CS 194-26 Final Projects

Kyle Hua, CS194-26-AGX

For the final project, I chose to complete Light Field Camera and Augmented Reality.

Light Field Camera

This project focused on using extra information captured (the lightfield) to allow us to manipulate the images focus and aperature after taking the pictures. The images were taken from the Stanford Light Field Archive. They were taken by an array of cameras, in order to mimic a 17x17 sub-aperature in a traditional lightfield camera. As a result, each image has a total of 289 pictures forming a 17x17 grid.

Depth Refocusing

Using the center of the lightfield, the sub-aperature at 8,8, we can place a focus on our image and shift every other image in our grid so that they align with the center. This will result in focused rays. Playing around with the shift by a constant will enable us to focus on different parts of the image; a negative shift focuses areas closer, positive further. The shift more formally can be be computed as :

\Delta(s,t) = C[(u,v) - (8,8)]

While this gives us the general idea of the shift. We need to compute U,V values such that they match the image size and center. The file names already encode this, so there is no need to compute them.
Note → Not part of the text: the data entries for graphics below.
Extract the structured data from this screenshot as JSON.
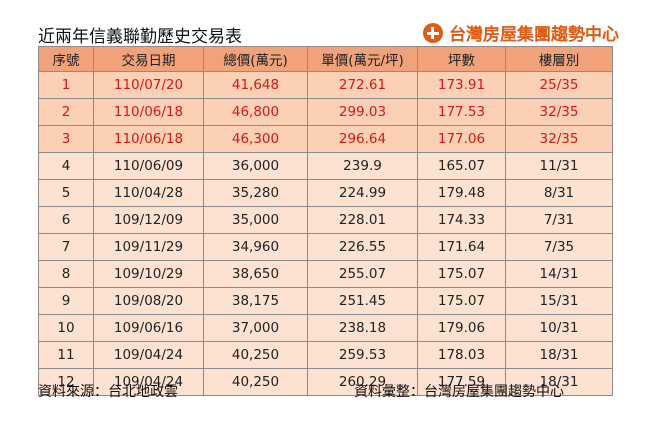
{
  "title": "近兩年信義聯勤歷史交易表",
  "brand": {
    "name": "台灣房屋集團趨勢中心",
    "accent": "#e25b12"
  },
  "colors": {
    "header_bg": "#f0a27a",
    "top_row_bg": "#fbd0b4",
    "row_bg": "#fde2d1",
    "highlight_text": "#d81818"
  },
  "table": {
    "columns": [
      "序號",
      "交易日期",
      "總價(萬元)",
      "單價(萬元/坪)",
      "坪數",
      "樓層別"
    ],
    "rows": [
      {
        "no": "1",
        "date": "110/07/20",
        "total": "41,648",
        "unit": "272.61",
        "ping": "173.91",
        "floor": "25/35",
        "highlight": true
      },
      {
        "no": "2",
        "date": "110/06/18",
        "total": "46,800",
        "unit": "299.03",
        "ping": "177.53",
        "floor": "32/35",
        "highlight": true
      },
      {
        "no": "3",
        "date": "110/06/18",
        "total": "46,300",
        "unit": "296.64",
        "ping": "177.06",
        "floor": "32/35",
        "highlight": true
      },
      {
        "no": "4",
        "date": "110/06/09",
        "total": "36,000",
        "unit": "239.9",
        "ping": "165.07",
        "floor": "11/31",
        "highlight": false
      },
      {
        "no": "5",
        "date": "110/04/28",
        "total": "35,280",
        "unit": "224.99",
        "ping": "179.48",
        "floor": "8/31",
        "highlight": false
      },
      {
        "no": "6",
        "date": "109/12/09",
        "total": "35,000",
        "unit": "228.01",
        "ping": "174.33",
        "floor": "7/31",
        "highlight": false
      },
      {
        "no": "7",
        "date": "109/11/29",
        "total": "34,960",
        "unit": "226.55",
        "ping": "171.64",
        "floor": "7/35",
        "highlight": false
      },
      {
        "no": "8",
        "date": "109/10/29",
        "total": "38,650",
        "unit": "255.07",
        "ping": "175.07",
        "floor": "14/31",
        "highlight": false
      },
      {
        "no": "9",
        "date": "109/08/20",
        "total": "38,175",
        "unit": "251.45",
        "ping": "175.07",
        "floor": "15/31",
        "highlight": false
      },
      {
        "no": "10",
        "date": "109/06/16",
        "total": "37,000",
        "unit": "238.18",
        "ping": "179.06",
        "floor": "10/31",
        "highlight": false
      },
      {
        "no": "11",
        "date": "109/04/24",
        "total": "40,250",
        "unit": "259.53",
        "ping": "178.03",
        "floor": "18/31",
        "highlight": false
      },
      {
        "no": "12",
        "date": "109/04/24",
        "total": "40,250",
        "unit": "260.29",
        "ping": "177.59",
        "floor": "18/31",
        "highlight": false
      }
    ]
  },
  "footer": {
    "source": "資料來源：台北地政雲",
    "compiled": "資料彙整：台灣房屋集團趨勢中心"
  }
}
We take the U,V at the center and subtract every other images' U,V with it to get our shift.

Averaging all the shifted images result in a singular focused image. The animations below show images from C = -.7 to C = .5

Aperture Adjustment

Readjusting the aperture of the images follows a similar manner. Instead of using all the images from all the aperatures, we average over a smaller subset of aperatures. This can be done by taking a radius of sub-aperatures. The animations below are computed from r = 1 to r = 5

Bells and Whistles: Use Your Own Data

For the bells and whistles I captured 25 pictures to form a 5x5 grid of subaperatures. It did not work well as seen in the images below. The subjects of the images are very blurry, regardless. The aperature is abit better since it uses less images. A major cause of this poor quality is the lack of percision between my images. While I have an okay about of data, the images vary too much and as a result the rays have a hard time focusing.

Augmented Reality

In this project, we are trying to insert a synthetic object into a video. The primary idea lays in using 2D points of the frame image and their 3D virtual world counterpart to cpmpute a projection matrix and re compute the points in each new frame.

Setup

I used a printed grid folded into a cube with the intersection of the cube highlighted with a dot. I then labeled the dots on the 2D frame image using plt.ginput and create a list of their corresponding 3D points.

Propogating Keypoints to other Images in the Video

In order to ensure that the points would remain constant throughout all the frames of the video, I used an off self tracker from cv2. Using the MedianFlow tracker, a tracker good for slower videos, I created 10x10 bounding boxes around each point to track them throughout all the frames.

Calibrating the Camera

Now with the 2D points from each of the frames in the video, their 3D counter parts are required in order to draw using the grid. This can be done using least squares.

\begin{bmatrix} wx'\\wy'\\ w\\ \end{bmatrix} = \begin{bmatrix} a & b & c & d\\ e & f & g & h\\ i & j & k & 1 \end{bmatrix} \begin{bmatrix} x\\y\\ z\\ 1 \end{bmatrix}

We have 11 unknowns that we need to solve. Solving this give us our projection matrix needed to compute the new points.

\begin{bmatrix} x & y & z & 1 & 0&0&0&0&-xx'&-yx'&-zx'\\ 0 &0 & 0 & 0 & x&y&z&1&-xy'&-yy'&-zy'\\ \end{bmatrix} \begin{bmatrix} a\\b\\ c\\ d\\e\\f\\g\\h\\i\\j\\k \end{bmatrix} = \begin{bmatrix} x'\\y' \end{bmatrix}

Projecting a cube in the Scene

With the new 3D points per frame, we can then draw a cube on each frame! Here is the finish result. The cube has a bowtie :))